RFID Fridge

A smart refrigerator for the home

RFID Reader
TI Series 2000 Evaluation Kit

In order to maintain an updated list of the products in our fridge, we used radio- frequency identification (RFID). Each item was tagged with an RFID card upon entering our fridge for the first time. Every time a product was placed in or removed from the fridge, the RFID antenna installed inside the fridge recognized the product's unique RFID tag, and registered it as either in or out of stock. The RFID reader did not require much configuration in our hardware project. We needed only to add another CoreUARTApb peripheral to our APB bus and one top level pin to receive the data from the RFID reader. Every time the antenna read an RFID tag, the tag was sent to the processor which then updated the fridge's stock.


The biggest problem our team faced with the RFID reader was deciding how to trigger an interrupt whenever an RFID tag was read. Unfortunately, the RFID reader had only three wires for us to interface with: data in, data out, and ground. There was no line that could be conveniently used as an interrupt for the line the data was sent on. We eventually decided to use the data as an interrupt for itself.

Another challenge resulted from the core functionality of the RFID reader - it would consistently transmit a few header bytes even when it had not successfully read an RFID tag. This caused an interrupt to be generated about every 10 ms. Since the receiving of the data triggered our RFID interrupt handler function, we were forced to acknowledge all of the faulty reads in addition to the reads of actual RFID tags. We left the task of differentiating legitimate and illegitimate reads to our software.

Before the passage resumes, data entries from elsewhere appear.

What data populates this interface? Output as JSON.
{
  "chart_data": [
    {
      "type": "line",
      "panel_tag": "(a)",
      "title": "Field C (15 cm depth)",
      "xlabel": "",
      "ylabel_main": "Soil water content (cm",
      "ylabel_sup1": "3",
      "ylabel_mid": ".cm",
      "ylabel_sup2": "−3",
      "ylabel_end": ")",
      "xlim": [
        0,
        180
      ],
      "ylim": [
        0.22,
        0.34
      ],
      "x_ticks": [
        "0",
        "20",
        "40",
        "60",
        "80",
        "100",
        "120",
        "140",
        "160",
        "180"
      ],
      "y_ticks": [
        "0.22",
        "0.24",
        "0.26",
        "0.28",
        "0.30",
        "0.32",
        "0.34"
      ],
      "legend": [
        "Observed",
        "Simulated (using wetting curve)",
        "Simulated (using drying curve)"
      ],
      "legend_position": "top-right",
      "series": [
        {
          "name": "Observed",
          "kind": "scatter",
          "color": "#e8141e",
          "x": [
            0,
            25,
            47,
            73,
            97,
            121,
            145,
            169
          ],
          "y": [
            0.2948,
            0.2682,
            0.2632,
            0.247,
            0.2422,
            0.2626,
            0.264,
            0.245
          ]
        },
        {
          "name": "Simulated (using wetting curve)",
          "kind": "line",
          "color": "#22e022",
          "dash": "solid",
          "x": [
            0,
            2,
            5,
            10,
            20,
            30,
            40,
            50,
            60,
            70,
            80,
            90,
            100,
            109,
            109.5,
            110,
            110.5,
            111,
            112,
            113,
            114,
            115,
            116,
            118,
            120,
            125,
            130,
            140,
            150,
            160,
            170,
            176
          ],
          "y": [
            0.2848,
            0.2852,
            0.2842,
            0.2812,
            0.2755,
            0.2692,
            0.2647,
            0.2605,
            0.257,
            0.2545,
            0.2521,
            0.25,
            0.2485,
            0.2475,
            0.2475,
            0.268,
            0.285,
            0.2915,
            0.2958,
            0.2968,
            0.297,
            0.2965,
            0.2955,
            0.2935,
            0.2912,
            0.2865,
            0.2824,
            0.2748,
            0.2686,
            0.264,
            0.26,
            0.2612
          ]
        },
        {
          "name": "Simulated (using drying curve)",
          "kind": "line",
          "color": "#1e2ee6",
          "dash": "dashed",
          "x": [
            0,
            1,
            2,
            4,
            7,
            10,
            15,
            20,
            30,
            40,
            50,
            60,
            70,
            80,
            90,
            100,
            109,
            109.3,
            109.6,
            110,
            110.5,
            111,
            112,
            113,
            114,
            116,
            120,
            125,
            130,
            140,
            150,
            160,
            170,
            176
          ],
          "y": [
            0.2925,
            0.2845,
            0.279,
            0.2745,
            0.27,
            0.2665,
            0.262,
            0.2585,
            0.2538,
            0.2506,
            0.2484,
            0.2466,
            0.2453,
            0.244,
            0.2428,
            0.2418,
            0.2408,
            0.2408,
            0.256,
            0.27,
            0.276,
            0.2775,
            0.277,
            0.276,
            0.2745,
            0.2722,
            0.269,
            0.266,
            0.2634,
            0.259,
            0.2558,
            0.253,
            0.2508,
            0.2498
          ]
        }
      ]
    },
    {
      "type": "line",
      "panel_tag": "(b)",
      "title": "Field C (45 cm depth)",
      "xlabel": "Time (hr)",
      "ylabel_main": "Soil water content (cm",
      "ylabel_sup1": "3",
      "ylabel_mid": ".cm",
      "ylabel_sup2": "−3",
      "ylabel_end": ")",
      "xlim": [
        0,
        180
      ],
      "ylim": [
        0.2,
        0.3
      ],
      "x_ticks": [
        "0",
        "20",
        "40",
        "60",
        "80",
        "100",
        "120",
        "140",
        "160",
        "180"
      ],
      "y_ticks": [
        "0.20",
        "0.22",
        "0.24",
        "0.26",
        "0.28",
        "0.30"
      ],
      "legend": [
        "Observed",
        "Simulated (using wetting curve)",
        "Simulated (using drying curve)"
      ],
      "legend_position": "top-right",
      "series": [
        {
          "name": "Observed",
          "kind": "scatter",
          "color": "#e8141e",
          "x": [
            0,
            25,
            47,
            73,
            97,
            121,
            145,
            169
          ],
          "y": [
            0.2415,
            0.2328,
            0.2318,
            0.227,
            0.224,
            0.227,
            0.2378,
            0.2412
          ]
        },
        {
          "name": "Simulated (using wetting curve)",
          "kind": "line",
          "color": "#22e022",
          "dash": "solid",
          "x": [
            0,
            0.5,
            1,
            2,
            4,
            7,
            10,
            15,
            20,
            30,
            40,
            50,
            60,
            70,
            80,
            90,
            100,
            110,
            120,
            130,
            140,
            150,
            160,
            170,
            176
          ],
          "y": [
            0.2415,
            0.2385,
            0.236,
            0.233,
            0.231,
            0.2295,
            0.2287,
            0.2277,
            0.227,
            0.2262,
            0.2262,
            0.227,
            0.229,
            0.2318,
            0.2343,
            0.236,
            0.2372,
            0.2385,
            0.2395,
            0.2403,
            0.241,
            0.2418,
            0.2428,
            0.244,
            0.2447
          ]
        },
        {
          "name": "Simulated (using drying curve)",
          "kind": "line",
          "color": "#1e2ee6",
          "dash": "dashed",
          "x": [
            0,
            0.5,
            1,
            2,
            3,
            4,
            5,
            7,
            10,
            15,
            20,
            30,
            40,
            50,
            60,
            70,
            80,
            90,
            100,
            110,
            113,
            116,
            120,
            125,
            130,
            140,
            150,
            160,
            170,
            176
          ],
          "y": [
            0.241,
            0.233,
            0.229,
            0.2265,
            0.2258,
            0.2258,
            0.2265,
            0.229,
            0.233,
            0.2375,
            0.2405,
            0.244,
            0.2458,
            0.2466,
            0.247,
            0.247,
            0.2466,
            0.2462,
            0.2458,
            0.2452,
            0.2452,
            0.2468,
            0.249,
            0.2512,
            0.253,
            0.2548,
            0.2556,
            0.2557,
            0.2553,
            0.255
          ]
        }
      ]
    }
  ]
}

This was done by reading the first three headers bytes sent by the RFID reader and determining whether or not a tag was read. If there was a legitimate read, our software would continue to read 16 more bytes, representing the RFID tag. If there was not a legitimate read, we cleared the UART buffer and waited for the next interrupt to be triggered.


Once we had completed all software and hardware development for the RFID reader, we had it functioning exactly as we had hoped it would. It was able to accurately and consistently detect products as they were put in or taken out of the fridge. Ideally, the RFID reader would only have sent data when it completed a successful read, which would decrease the amount of CPU time used to process invalid reads. Unfortunately, the reader that we used did not support this functionality. This is one way we could improve our project if we were to re-implement it.